6. In-Person at a Bank Branch (Chase Cardholders)
If you have the Amazon Prime Rewards Visa through Chase, you can make a payment at any Chase branch location. This isn't available for Synchrony-issued cards.
What Counts as "On Time"? ⏰
A payment is considered on time if it's received by 5:00 PM ET (for most issuers) on your due date. Payments posted after that cutoff — even by minutes — may be treated as late.
If your due date falls on a weekend or federal holiday, most issuers will accept the next business day's payment without penalty, but confirm this in your cardholder agreement rather than assuming.
A payment that's 30 or more days late will typically be reported to the credit bureaus, which can cause meaningful damage to your credit score. Even one late payment can stay on your credit report for up to seven years, though its impact diminishes over time.
Factors That Make Your Payment Strategy Personal
How you should manage payments — and what's at stake for your specific credit profile — depends on several variables:
- Your current credit score range: Someone rebuilding credit feels the impact of a missed payment more acutely than someone with a long, established history.
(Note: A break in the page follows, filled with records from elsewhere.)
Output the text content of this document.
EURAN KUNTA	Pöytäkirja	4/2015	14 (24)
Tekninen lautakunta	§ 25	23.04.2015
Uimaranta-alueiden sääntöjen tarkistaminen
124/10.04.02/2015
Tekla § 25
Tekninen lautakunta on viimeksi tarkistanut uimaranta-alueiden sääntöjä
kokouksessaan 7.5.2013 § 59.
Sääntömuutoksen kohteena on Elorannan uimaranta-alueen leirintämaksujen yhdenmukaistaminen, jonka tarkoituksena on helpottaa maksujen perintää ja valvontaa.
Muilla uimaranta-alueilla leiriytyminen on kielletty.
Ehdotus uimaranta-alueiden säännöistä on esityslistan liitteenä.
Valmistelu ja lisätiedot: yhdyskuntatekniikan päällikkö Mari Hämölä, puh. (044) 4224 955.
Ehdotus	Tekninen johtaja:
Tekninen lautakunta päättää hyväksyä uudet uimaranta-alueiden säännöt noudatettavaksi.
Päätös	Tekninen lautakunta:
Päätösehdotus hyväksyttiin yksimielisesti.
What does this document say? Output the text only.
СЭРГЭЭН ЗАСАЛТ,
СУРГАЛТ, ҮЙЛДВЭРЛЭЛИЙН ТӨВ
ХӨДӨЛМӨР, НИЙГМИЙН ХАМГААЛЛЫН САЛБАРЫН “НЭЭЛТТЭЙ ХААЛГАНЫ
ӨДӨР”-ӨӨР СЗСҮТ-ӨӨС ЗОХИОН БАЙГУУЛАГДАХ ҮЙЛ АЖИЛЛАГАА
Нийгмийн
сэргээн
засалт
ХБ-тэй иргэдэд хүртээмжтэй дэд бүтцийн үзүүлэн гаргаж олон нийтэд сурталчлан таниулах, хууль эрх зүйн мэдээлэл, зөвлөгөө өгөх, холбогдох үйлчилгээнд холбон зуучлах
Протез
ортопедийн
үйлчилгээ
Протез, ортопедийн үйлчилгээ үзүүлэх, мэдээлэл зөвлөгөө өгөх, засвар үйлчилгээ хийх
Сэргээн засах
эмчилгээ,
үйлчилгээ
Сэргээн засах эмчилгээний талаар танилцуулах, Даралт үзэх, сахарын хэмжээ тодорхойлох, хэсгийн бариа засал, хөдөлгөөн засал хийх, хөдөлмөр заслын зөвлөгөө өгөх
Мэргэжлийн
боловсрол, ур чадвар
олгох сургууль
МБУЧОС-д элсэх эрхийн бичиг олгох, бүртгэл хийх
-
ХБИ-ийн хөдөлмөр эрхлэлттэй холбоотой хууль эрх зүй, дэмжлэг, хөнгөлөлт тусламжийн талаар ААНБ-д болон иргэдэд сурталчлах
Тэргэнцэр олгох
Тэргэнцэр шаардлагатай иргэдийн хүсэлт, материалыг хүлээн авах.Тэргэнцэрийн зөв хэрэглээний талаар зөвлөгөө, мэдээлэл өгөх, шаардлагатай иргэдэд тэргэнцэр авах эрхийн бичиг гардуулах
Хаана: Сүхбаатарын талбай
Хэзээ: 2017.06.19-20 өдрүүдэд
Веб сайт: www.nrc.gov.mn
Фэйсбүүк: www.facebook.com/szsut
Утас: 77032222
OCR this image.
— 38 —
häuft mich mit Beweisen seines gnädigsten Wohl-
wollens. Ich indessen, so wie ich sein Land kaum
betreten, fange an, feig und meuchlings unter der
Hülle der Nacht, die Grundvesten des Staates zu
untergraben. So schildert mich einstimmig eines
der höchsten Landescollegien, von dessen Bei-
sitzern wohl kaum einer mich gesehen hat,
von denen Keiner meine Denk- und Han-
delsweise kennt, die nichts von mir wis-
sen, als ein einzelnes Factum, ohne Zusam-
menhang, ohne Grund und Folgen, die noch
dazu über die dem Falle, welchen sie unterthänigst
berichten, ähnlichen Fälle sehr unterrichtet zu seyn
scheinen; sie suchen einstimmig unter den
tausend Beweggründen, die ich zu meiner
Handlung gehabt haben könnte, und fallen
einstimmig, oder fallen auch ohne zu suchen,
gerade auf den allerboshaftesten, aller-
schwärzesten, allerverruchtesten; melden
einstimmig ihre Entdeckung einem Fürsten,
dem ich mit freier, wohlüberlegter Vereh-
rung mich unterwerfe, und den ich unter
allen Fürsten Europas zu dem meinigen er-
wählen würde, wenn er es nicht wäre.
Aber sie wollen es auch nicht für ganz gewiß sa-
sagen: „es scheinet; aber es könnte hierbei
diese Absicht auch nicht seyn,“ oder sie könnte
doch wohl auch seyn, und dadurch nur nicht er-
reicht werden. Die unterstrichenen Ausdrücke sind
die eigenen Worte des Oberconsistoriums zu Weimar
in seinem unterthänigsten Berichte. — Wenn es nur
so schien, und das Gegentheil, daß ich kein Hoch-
- Your credit utilization: Carrying a high balance relative to your credit limit affects your score each month, not just at the point of application. Paying more than the minimum reduces utilization faster.
- Your credit history length: Newer credit users have thinner files, meaning each on-time payment carries more relative weight.
- Whether you carry a balance: If you pay in full each month, the interest rate is largely irrelevant. If you carry a balance, the rate compounds against you every cycle.
The mechanics of paying your Amazon card are straightforward. What varies — and what determines how much each payment decision actually matters — is the credit profile behind the account.